The chosen compound curA is a thalidomide–curcumin hybrid essentially designed to elevate the biological properties of thalidomide [2]. Their antiproliferative activities were evaluated against human multiple myeloma MM1S, RPMI8226, U266 cells, and human lung cancer A549 cells. Notably, the curA has remarkably amplified their effect in all the cell lines upon comparison with the curcumin or thalidomide alone and their combination [2].
The molecular dock scores have indicated one compound as the best compound and its stability at the protein’s binding pocket was explored in detail. The MDS has revealed that curA has accommodated at the binding pocket of Mpro, aided by several vital residues. Particularly, the compound has formed a stable interaction with Thr26 and catalytic dyad Cys145 residue. Interactions with these residues were reported in previous studies [12,44,45]. The catalytic dyad His41 has prompted a van der Waals interaction, illuminating the ability of curA to be effective against SARS-CoV-2. In addition, CurA has formed several key interactions with crucial residues from various subsites, fully occupying the active site (Figure 3). The MDS have affirmed the usability of curA against COVID-19. These results have demonstrated that curA has firmly occupied the binding site during the course of the simulation. The hydrogen bond distance plots denote that the residue Thr26 has firmly adhered with the curA during the evolution of the simulation, more so than the residue Cys145. The key residue Cys145 produced a stronger interaction from 35,000 ps. The interactions with these residues were previously reported with varied compounds [45,46,47,48]. These findings provide substantial evidence to endorse curA as a plausible inhibitor for COVID-19. Additionally, the stability analysis examined according to RMSD and Rg have specifically conferred that the protein–ligand complex was relatively stable and compact (Figure 1). This finding was in agreement with the PCA result. Interestingly, the protein has generated fewer unfavourable conformations, with a greater number of favourable conformations through which the interaction with the ligand must have taken place. The sum of all these findings are suggestive that curA can be used for SARS-CoV-2 treatment regime after sufficient wet lab and clinical trials.
The binding affinity studies have shown that curA has a better affinity towards the target DDX3 than the ref. Furthermore, the compound has stationed at the binding pocket by interacting with the key residues Arg202, Gly227, and Thr231, respectively, during the simulation run. Interactions with these residues were noticed with the X-ray crystal structure and the previously reported studies [49,50]. Interestingly, the His527 residue was also observed in a previous study [51]. Furthermore, the MDS results have confirmed that the RMSD and Rg results were relatively stable during the simulation run, elucidating the accommodation of ligand within the binding pocket. The same was reflected by the PC analysis. These results support the use of curcumin analogue for DDX3 triggered cancers and also as an antiviral agent.
The detailed computational analysis conducted in the current study to retrieve a putative natural compound analogue has discovered curA as a possible dual inhibitor as an antiviral and anticancer inhibitor. Furthermore, this compound may be used as an initial structure to design and develop new inhibitors.

4. Materials and Methods

4.1. Target Structure

The viral protein, the main protease (Mpro, PDB code: 6Y2F), and human DDX3 (PDB code: 2I4I) were chosen for the current investigation. The proteins were prepared by enabling the “clean protein” tool accessible with the Discovery Studio v18 (hereinafter referred to as DS). This process was undertaken to evaluate for the presence of any gaps or missing residues. The water molecules and the hetero atoms were removed and the protein was subsequently minimized. Correspondingly, the active site was secured for all the atoms and residues that fall within the radius of 10 Ǻ.

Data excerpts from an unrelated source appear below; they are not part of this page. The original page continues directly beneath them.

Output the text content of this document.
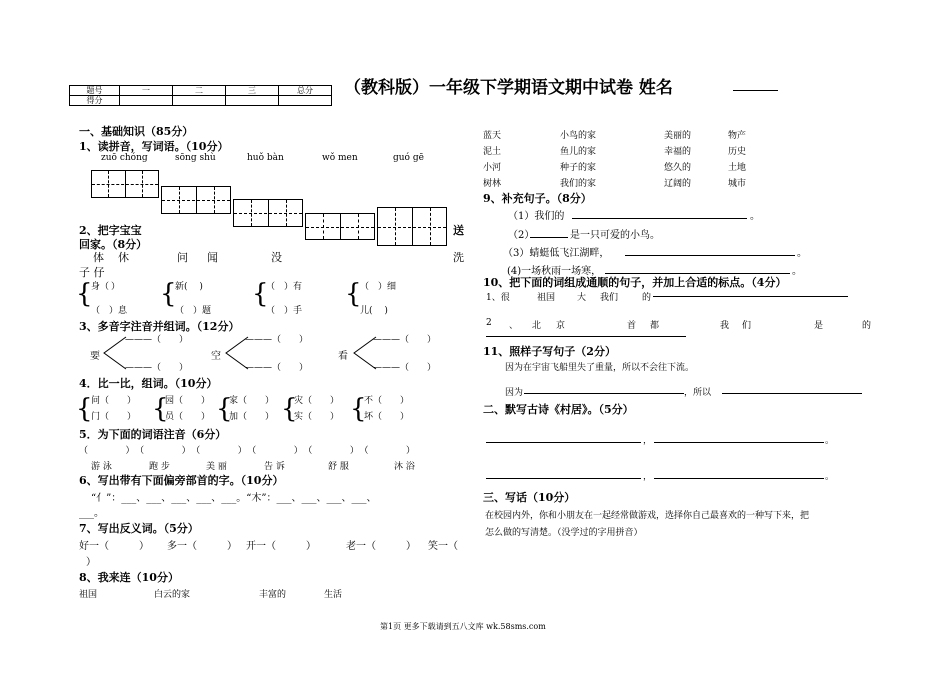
（教科版）一年级下学期语文期中试卷 姓名
题号	一	二	三	总分
得分				
一、基础知识（85分）
1、读拼音，写词语。（10分）
zuō chóng	sōng shù	huǒ bàn	wǒ men	guó gē
2、把字宝宝	送
回家。（8分）
体 休	问 闻	没	洗
子 仔
{
身（ ）
（　）息
{
新(　 )
（　）题
{
（　）有
（　）手
{
（　）细
儿(　 )
3、多音字注音并组词。（12分）
要	空	看
———（　　）
———（　　）
———（　　）
———（　　）
———（　　）
———（　　）
4．比一比，组词。（10分）
{
问（　　）
门（　　） {
园（　　）
员（　　） {
家（　　）
加（　　） {
灾（　　）
实（　　） {
不（　　）
坏（　　）
5．为下面的词语注音（6分）
（　　　　）　（　　　　）　（　　　　）　（　　　　）　（　　　　）　（　　　　）
游 泳	跑 步	美 丽	告 诉	舒 服	沐 浴
6、写出带有下面偏旁部首的字。（10分）
“亻”：___、___、___、___、___。“木”：___、___、___、___、
___。
7、写出反义词。（5分）
好一（　　　） 多一（　　　） 开一（　　　）	老一（　　　） 笑一（
）
8、我来连（10分）
祖国	白云的家	丰富的	生活
蓝天	小鸟的家	美丽的	物产
泥土	鱼儿的家	幸福的	历史
小河	种子的家	悠久的	土地
树林	我们的家	辽阔的	城市
9、补充句子。（8分）
（1）我们的	。
（2）	是一只可爱的小鸟。
（3）蜻蜓低飞江湖畔，	。
(4)一场秋雨一场寒，	。
10、把下面的词组成通顺的句子，并加上合适的标点。（4分）
1、很	祖国 大 我们	的
2 、 北 京	首 都	我 们	是	的
11、照样子写句子（2分）
因为在宇宙飞船里失了重量，所以不会往下流。
因为	，所以
二、默写古诗《村居》。（5分）
，	。
，	。
三、写话（10分）
在校园内外，你和小朋友在一起经常做游戏，选择你自己最喜欢的一种写下来，把
怎么做的写清楚。（没学过的字用拼音）
第1页 更多下载请到五八文库 wk.58sms.com
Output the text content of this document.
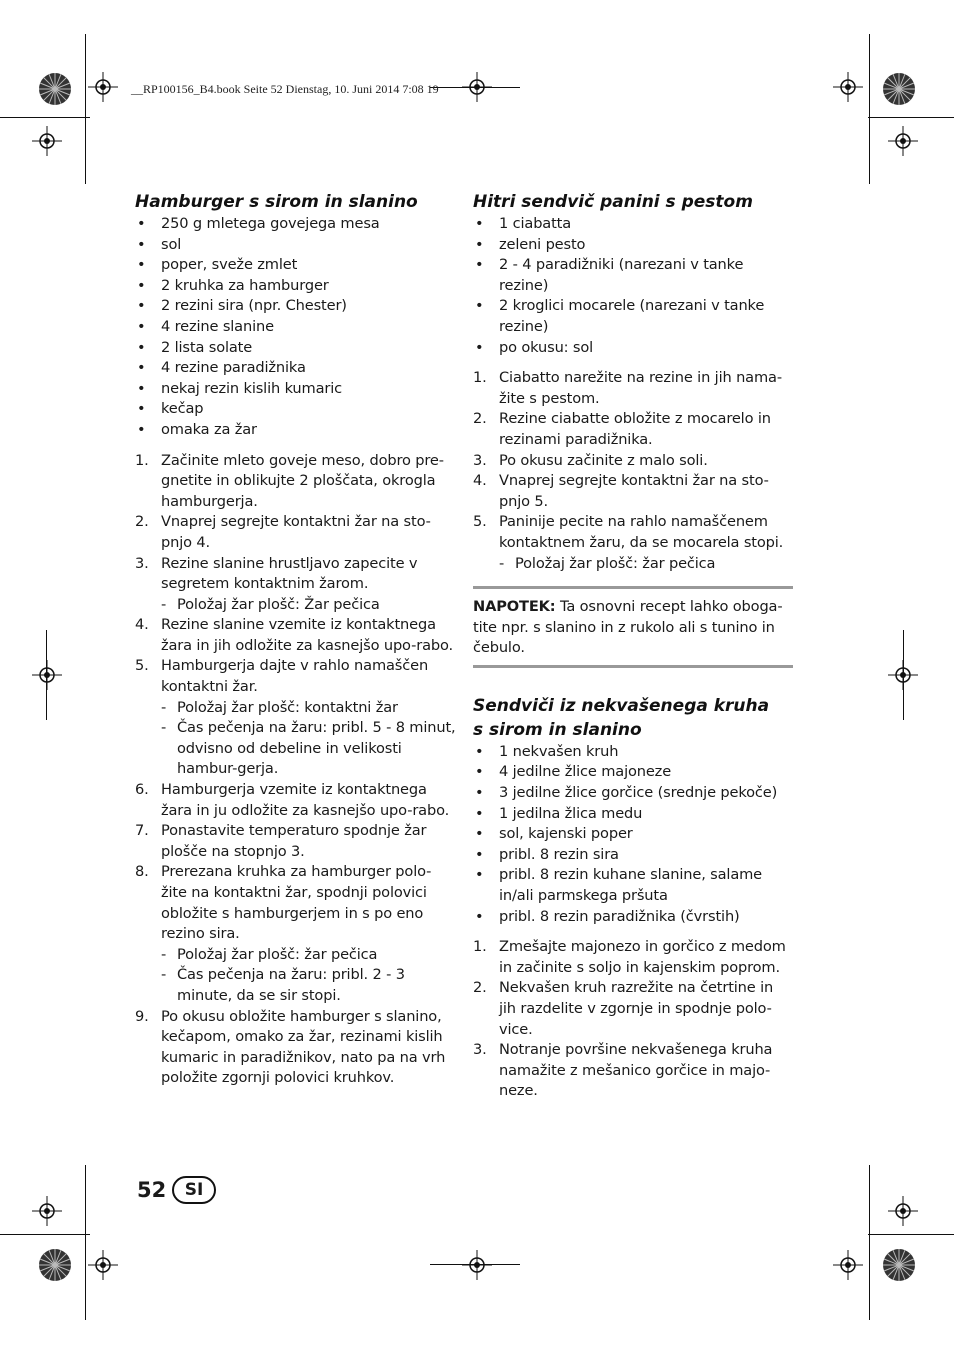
__RP100156_B4.book Seite 52 Dienstag, 10. Juni 2014 7:08 19
Hamburger s sirom in slanino
• 250 g mletega govejega mesa
• sol
• poper, sveže zmlet
• 2 kruhka za hamburger
• 2 rezini sira (npr. Chester)
• 4 rezine slanine
• 2 lista solate
• 4 rezine paradižnika
• nekaj rezin kislih kumaric
• kečap
• omaka za žar
1. Začinite mleto goveje meso, dobro pre-gnetite in oblikujte 2 ploščata, okrogla hamburgerja.
2. Vnaprej segrejte kontaktni žar na sto-pnjo 4.
3. Rezine slanine hrustljavo zapecite v segretem kontaktnim žarom.
- Položaj žar plošč: Žar pečica
4. Rezine slanine vzemite iz kontaktnega žara in jih odložite za kasnejšo upo-rabo.
5. Hamburgerja dajte v rahlo namaščen kontaktni žar.
- Položaj žar plošč: kontaktni žar
- Čas pečenja na žaru: pribl. 5 - 8 minut, odvisno od debeline in velikosti hambur-gerja.
6. Hamburgerja vzemite iz kontaktnega žara in ju odložite za kasnejšo upo-rabo.
7. Ponastavite temperaturo spodnje žar plošče na stopnjo 3.
8. Prerezana kruhka za hamburger polo-žite na kontaktni žar, spodnji polovici obložite s hamburgerjem in s po eno rezino sira.
- Položaj žar plošč: žar pečica
- Čas pečenja na žaru: pribl. 2 - 3 minute, da se sir stopi.
9. Po okusu obložite hamburger s slanino, kečapom, omako za žar, rezinami kislih kumaric in paradižnikov, nato pa na vrh položite zgornji polovici kruhkov.
Hitri sendvič panini s pestom
• 1 ciabatta
• zeleni pesto
• 2 - 4 paradižniki (narezani v tanke rezine)
• 2 kroglici mocarele (narezani v tanke rezine)
• po okusu: sol
1. Ciabatto narežite na rezine in jih nama-žite s pestom.
2. Rezine ciabatte obložite z mocarelo in rezinami paradižnika.
3. Po okusu začinite z malo soli.
4. Vnaprej segrejte kontaktni žar na sto-pnjo 5.
5. Paninije pecite na rahlo namaščenem kontaktnem žaru, da se mocarela stopi.
- Položaj žar plošč: žar pečica
NAPOTEK: Ta osnovni recept lahko oboga-tite npr. s slanino in z rukolo ali s tunino in čebulo.
Sendviči iz nekvašenega kruha
s sirom in slanino
• 1 nekvašen kruh
• 4 jedilne žlice majoneze
• 3 jedilne žlice gorčice (srednje pekoče)
• 1 jedilna žlica medu
• sol, kajenski poper
• pribl. 8 rezin sira
• pribl. 8 rezin kuhane slanine, salame in/ali parmskega pršuta
• pribl. 8 rezin paradižnika (čvrstih)
1. Zmešajte majonezo in gorčico z medom in začinite s soljo in kajenskim poprom.
2. Nekvašen kruh razrežite na četrtine in jih razdelite v zgornje in spodnje polo-vice.
3. Notranje površine nekvašenega kruha namažite z mešanico gorčice in majo-neze.
52	SI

4.2. Selection of the Small Molecules

The curcumin and its analogues were chosen for the present investigation as reported earlier in the literature [2,52,53]. The compounds were sketched on Biovia Draw in the 2D, *.mol format and were escalated to DS to generate the 3D structure. All the compounds were minimized enabling the “Full Minimization” protocol available with the DS.

4.3. Molecular Docking to Predict the Binding Mode of the Ligands

The CDOCKER programme [54] accessible with the DS was used to effectively predict the binding modes of the compounds complemented by the favourable -CDOCKER interaction energy. For every ligand, 50 poses were generated and subsequently clustered. From the largest cluster, the best binding pose was selected to delineate the atomic interactions. The simulated heating step was selected as 2000, heating target temperature was 700, cooling step was 5000, and cooling target temperature was 300.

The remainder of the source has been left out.